En particulier, la CAF a reconnu que la « gravité de l’infraction » devrait être considérée comme un facteur du troisième volet du critère (Saini, au paragraphe 44).

[27]  La question de savoir si une réhabilitation accordée à l’étranger devrait être reconnue pour empêcher l’application des alinéas 36(1)b) ou c) de la LIPR est rarement citée devant cette cour. Elle a été examinée dans Sicuro c. Canada (Ministre de la Citoyenneté et de l’Immigration), 2004 CF 461 [Sicuro], Magtibay c. Canada (Ministre de la Citoyenneté et de l’Immigration), 2005 CF 397 et SA, susmentionné dans mon analyse de la norme de contrôle. Ces trois affaires diffèrent quant aux faits de l’affaire dont je suis saisi. Cependant, il convient de souligner que, dans Sicuro, le juge Mosley a soutenu, en se fondant sur Saini, qu’il n’y a  « pas de droit automatique ni de droit absolu » pour qu’une réhabilitation accordée à l’étranger soit reconnue comme une réhabilitation canadienne (au paragraphe 28).

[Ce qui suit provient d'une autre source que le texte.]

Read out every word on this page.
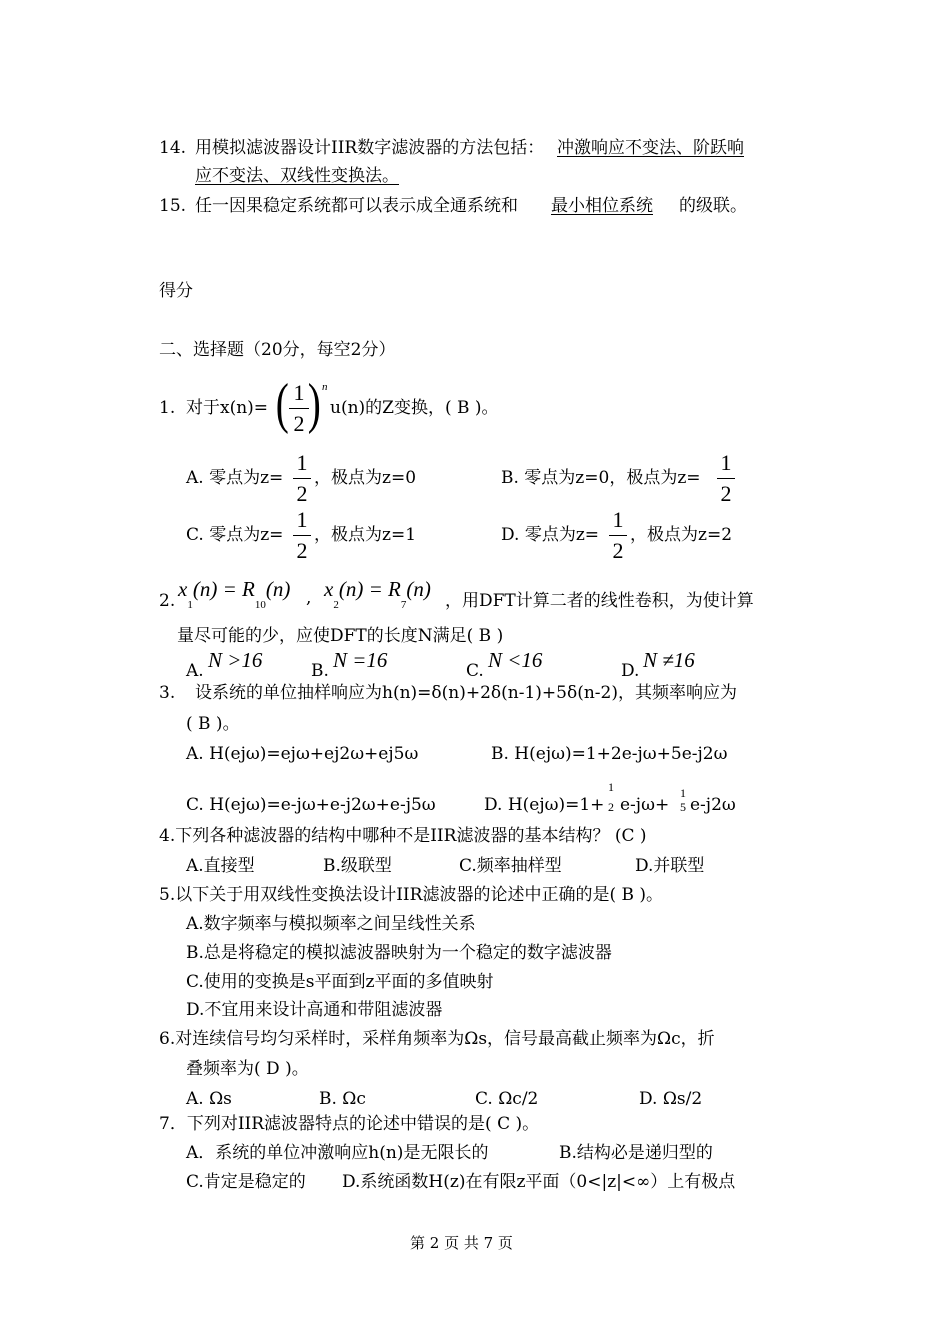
14. 用模拟滤波器设计IIR数字滤波器的方法包括： 冲激响应不变法、阶跃响
应不变法、双线性变换法。
15. 任一因果稳定系统都可以表示成全通系统和 最小相位系统 的级联。
得分
二、选择题（20分，每空2分）
1. 对于x(n)= ( 1
2 ) n
u(n)的Z变换，( B )。
A. 零点为z=
1
2
，极点为z=0	B. 零点为z=0，极点为z=
1
2
C. 零点为z=
1
2
，极点为z=1	D. 零点为z=
1
2
，极点为z=2
2. $x_1(n) = R_{10}(n)$ , $x_2(n) = R_7(n)$ ，用DFT计算二者的线性卷积，为使计算
量尽可能的少，应使DFT的长度N满足( B )
A. N >16	B. N =16	C. N <16	D. N ≠16
3. 设系统的单位抽样响应为h(n)=δ(n)+2δ(n-1)+5δ(n-2)，其频率响应为
( B )。
A. H(ejω)=ejω+ej2ω+ej5ω	B. H(ejω)=1+2e-jω+5e-j2ω
C. H(ejω)=e-jω+e-j2ω+e-j5ω	D. H(ejω)=1+
1
2 e-jω+
1
5 e-j2ω
4.下列各种滤波器的结构中哪种不是IIR滤波器的基本结构？ (C )
A.直接型	B.级联型	C.频率抽样型	D.并联型
5.以下关于用双线性变换法设计IIR滤波器的论述中正确的是( B )。
A.数字频率与模拟频率之间呈线性关系
B.总是将稳定的模拟滤波器映射为一个稳定的数字滤波器
C.使用的变换是s平面到z平面的多值映射
D.不宜用来设计高通和带阻滤波器
6.对连续信号均匀采样时，采样角频率为Ωs，信号最高截止频率为Ωc，折
叠频率为( D )。
A. Ωs	B. Ωc	C. Ωc/2	D. Ωs/2
7．下列对IIR滤波器特点的论述中错误的是( C )。
A．系统的单位冲激响应h(n)是无限长的	B.结构必是递归型的
C.肯定是稳定的 D.系统函数H(z)在有限z平面（0<|z|<∞）上有极点
第 2 页 共 7 页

(3)  Analyse faisant l’objet du contrôle

[28]  Comme il ressort clairement des notes du SMGC et de la lettre relative à l’équité procédurale du 1er août 2016, l’agent a effectué un examen préliminaire de la demande de M. Istok en août 2016, constatant qu’il semblait y avoir des motifs raisonnables de croire que M. Istok était interdit de territoire au Canada aux termes des alinéas 36(1)b) ou 36(2)b) de la LIPR. L’agent a ensuite examiné les trois facteurs dans Saini.

[29]  En ce qui concerne la première exigence dans Saini, l’agent a reconnu que la République tchèque est une démocratie, précisant toutefois qu’elle a été classée au 37e rang selon l’« Index des perceptions de la corruption » publié par Transparency International, alors que le Canada était classé au 9e rang. Bien que l’agent ait reconnu que l’index mesure des facteurs qui excédent ceux du système judiciaire de la République tchèque, l’agent a également constaté qu’il y avait des différences importantes entre l’efficience et l’efficacité des systèmes judiciaires des deux pays.

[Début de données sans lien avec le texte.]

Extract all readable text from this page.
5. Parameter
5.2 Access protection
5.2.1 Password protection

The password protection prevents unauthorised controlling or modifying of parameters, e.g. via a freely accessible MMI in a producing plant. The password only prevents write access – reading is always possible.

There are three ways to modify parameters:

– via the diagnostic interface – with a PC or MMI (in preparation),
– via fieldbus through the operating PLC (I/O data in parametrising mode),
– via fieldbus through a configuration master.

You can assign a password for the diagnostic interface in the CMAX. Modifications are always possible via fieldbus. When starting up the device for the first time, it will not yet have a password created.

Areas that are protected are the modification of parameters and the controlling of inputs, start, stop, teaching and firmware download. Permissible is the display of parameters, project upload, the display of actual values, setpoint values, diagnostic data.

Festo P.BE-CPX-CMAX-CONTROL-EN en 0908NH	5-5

[30]  Conformément à la deuxième exigence dans Saini, l’agent a alors pris en compte l’objet, le contenu et l’effet des dispositions pertinentes du Code criminel tchèque, à savoir : [traduction]

CHAPITRE VI

RADIATION DES CONDAMNATIONS

Article 105 Conditions de radiation

(1) La Cour doit radier une condamnation si, après l’exécution ou la renonciation de la peine ou après l’échéance du délai de prescription de l’exécution de la peine, le condamné a mené une vie honnête sans interruption pendant au moins

a) quinze ans, en cas de condamnation à une peine exceptionnelle,

b) dix ans, en cas de condamnation à une peine d’emprisonnement d’au plus cinq ans,

c) cinq ans, en cas de condamnation à une peine d’emprisonnement d’au plus un an,

d) trois ans, en cas de condamnation à une peine d’emprisonnement d’au plus un an ou à une peine de bannissement,

e) un an, en cas de condamnation à une peine de confinement à domicile, de confiscation de biens, de confiscation d’une chose ou d’autres valeurs liquidatives, d’interdiction de séjour, d’interdiction de participer à des événements sportifs, culturels et autres événements sociaux, ou d’amendes pour une infraction criminelle volontaire.

[…]

(3) Si le condamné a fait preuve, après exécution ou renonciation de la peine ou après que le délai de prescription de l’exécution de la peine soit échu, par son très bon comportement, qu’il a été corrigé, la Cour peut, conformément aux intérêts protégés par le Code criminel, radier la condamnation à la demande du condamné ou d’une personne autorisée à offrir une garantie selon laquelle elle complétera la correction du condamné, également avant que soit échue la période stipulée au paragraphe 1.

[…]

(5) Si d’autres peines ont été imposées en parallèle à un contrevenant, la condamnation ne peut être radiée, sauf si la période de radiation de la peine pour laquelle le Code criminel établit la période la plus longue pour la radiation est échue.

[…]

Article 106 Effets de la radiation

Si une condamnation a été radiée, le contrevenant doit être considéré comme s’il n’avait jamais été condamné.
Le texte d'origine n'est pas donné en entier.